Mike: Vocabulary kind of floats on a sea of talk. And, so what I'm really trying to do is just get them to use the words as much as possible.
"Let's take a look at question number 1. So, what we're going to do is..."
So today's lesson, the first question that the students investigate is the idea of "What happens as the egg and cart travel down the ramp?"
Student: "The cart will increase acceleration as it travels down the ramp."
Mike: It's really based on Newton's first law of motion, the idea that objects in motion stay in motion. We talk about acceleration, things like that.
"Both the cart and the egg will what?"
Student: "Build up momentum"
Mike: "OK. I think that's a pretty good prediction. I would like to hear two of our main vocabulary words incorporated here that I'm not hearing so far. What are the two main vocabulary words?"
All: "Force. Motion."
Mike: "Do those belong in here somewhere?"

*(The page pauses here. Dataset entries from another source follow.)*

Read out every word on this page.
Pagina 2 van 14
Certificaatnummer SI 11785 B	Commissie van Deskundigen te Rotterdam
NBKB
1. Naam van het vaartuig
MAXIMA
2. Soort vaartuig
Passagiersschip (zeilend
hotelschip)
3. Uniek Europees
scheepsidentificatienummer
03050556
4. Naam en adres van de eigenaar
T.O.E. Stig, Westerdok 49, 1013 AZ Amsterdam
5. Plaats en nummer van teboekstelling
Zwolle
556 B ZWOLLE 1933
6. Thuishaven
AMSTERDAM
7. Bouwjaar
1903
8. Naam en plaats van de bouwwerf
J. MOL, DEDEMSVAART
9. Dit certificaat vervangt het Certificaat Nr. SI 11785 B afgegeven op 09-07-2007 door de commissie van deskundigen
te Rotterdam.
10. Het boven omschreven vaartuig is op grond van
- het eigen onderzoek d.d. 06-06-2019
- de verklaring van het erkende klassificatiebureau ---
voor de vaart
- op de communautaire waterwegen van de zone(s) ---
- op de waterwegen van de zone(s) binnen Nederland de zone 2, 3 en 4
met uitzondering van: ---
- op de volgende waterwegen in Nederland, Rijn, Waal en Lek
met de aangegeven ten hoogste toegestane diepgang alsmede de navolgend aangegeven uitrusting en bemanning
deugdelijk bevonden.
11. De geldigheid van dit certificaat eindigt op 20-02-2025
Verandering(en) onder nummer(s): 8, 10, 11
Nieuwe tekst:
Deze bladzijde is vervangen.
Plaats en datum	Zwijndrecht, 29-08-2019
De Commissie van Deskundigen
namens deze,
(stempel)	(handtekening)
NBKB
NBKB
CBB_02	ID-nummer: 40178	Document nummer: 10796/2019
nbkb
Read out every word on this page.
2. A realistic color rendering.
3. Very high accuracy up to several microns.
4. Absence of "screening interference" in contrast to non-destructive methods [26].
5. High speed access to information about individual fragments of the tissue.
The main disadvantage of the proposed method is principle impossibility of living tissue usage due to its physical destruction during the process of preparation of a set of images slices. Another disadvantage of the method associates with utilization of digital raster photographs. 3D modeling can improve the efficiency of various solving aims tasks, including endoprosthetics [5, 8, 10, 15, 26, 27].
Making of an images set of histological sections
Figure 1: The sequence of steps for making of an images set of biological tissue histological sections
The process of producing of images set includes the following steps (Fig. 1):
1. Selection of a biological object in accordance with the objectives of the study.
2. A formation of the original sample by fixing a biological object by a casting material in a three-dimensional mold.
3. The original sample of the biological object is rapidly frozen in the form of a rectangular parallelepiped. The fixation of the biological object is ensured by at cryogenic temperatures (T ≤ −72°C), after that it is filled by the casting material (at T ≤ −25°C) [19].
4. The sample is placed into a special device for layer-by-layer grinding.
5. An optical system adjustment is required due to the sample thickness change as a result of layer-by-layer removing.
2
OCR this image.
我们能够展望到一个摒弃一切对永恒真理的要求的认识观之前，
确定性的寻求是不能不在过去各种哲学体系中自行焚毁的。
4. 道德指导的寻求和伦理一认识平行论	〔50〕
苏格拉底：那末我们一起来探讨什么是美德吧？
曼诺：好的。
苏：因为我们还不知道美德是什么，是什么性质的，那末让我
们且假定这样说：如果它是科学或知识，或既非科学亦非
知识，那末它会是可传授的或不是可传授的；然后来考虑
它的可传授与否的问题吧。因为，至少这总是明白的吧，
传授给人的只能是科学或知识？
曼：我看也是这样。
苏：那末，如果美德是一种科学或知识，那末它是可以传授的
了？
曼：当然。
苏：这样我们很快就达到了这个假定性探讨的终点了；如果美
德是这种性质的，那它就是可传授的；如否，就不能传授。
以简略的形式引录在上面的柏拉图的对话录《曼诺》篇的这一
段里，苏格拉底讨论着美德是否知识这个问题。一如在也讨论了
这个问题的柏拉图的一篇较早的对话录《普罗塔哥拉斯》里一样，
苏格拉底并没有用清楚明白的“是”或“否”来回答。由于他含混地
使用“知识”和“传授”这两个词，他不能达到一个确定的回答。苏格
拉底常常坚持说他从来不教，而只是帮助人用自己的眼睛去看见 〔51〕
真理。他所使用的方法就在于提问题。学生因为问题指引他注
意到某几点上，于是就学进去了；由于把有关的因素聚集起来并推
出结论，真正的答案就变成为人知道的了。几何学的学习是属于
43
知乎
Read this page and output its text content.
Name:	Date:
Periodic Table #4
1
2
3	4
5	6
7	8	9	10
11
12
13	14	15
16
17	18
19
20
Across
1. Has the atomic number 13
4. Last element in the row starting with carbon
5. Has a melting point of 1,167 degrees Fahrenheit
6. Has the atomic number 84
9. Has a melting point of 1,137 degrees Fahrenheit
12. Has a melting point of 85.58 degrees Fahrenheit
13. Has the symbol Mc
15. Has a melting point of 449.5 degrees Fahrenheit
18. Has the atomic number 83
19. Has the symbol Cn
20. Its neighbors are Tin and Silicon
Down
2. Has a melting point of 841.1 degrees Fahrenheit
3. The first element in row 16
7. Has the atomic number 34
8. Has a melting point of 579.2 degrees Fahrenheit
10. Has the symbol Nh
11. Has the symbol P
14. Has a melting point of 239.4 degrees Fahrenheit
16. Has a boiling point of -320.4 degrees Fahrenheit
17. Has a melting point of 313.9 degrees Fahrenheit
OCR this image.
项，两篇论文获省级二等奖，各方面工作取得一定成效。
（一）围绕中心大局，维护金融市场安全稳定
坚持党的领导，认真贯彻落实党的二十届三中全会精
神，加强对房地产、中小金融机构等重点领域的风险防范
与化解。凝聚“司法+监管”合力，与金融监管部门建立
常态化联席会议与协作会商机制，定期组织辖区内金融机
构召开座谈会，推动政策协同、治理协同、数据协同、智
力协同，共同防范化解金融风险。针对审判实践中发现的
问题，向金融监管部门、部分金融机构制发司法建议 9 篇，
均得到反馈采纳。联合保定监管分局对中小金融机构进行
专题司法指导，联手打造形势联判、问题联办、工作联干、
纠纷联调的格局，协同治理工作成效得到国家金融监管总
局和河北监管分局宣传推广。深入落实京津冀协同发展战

Mike: "All right. So, somebody tell me where we can incorporate those words into our prediction."
Student: "The pull of the gravity."
Mike: "Yep. So, we could add 'gravity is pulling on both the egg and cart.' "
I'm trying to get the rest of the class to comment on what's good in here. Who can tell what's missing in here? Who wants to change something in here? And, so we actually end up going through, like, just changing some words, maybe adding something new, so that we develop as a class. OK, here's what a good prediction, um, would look like.
"Yameleth, read me question number two please."
The second question shifts and asks them what happens just at the moment of that collision between the cart and the barrier. This is more of a demontration really of Newton's third law of motion that
Student: "Every, every action has a reaction."
Mike: "And what about that reaction needs to be.."
Mike: "Equal and opposite reaction. So we're expecting that the cart is going to... Richard."
Richard: "The cart will bounce back, then go back, hit the barrier again, and stop."'
Mike: "OK. So, we're expecting the cart is going to bounce, and then stop."
And, then Newton's first law, which tells us the egg, since it's not being stopped, should continue in motion.
Student: "The momentum the cart had transferred to the egg. Since the barrier did not hit the egg, it was still in motion, and the extra momentum caused the egg to have more force as it flew off the cart.
Mike: "That sounded really good."
The third question is asking 'What happens just at the moment that the egg collides with the floor?'
Student: "It flew forward, and gravity's force pushed it down, forcing the egg to collide against the floor."
Mike: "And why is it gonna crack? It's just gonna crack because of force, right? Because the force of the, the eggshell, which is actually pushing out, is holding the egg together, is not gonna be as strong as the force of the floor.
After we've made our predictions,
"Last words on the egg?"
Mike: Then it's time to do the demonstration.
"Here's the egg; he looks completely terrified."
The joy factor is really important. If they kids are not having fun, it doesn't matter what you're talking about. They're not gonna pay attention.
"All right. Here we go. All right. Ready? 1...2...3…"
It's also fun. I mean it's just purely fun.
All: "OOHH!!" (Laughter)
Mike: "Brutal! Brutal! That one was perfect!"
I make sure that the safety part of it is also, it's hyped.
"Serious brain injuries..."
Student: "Is he alive?"
Mike: "Is he alive? I doubt it."
When we talk about why do you need to wear a helmet, the kids, they get it.
"Like, pretty massive cracks. You got some good ooze coming out of it there."
A decision like wearing a bicycle helmet, uh, is a really good one.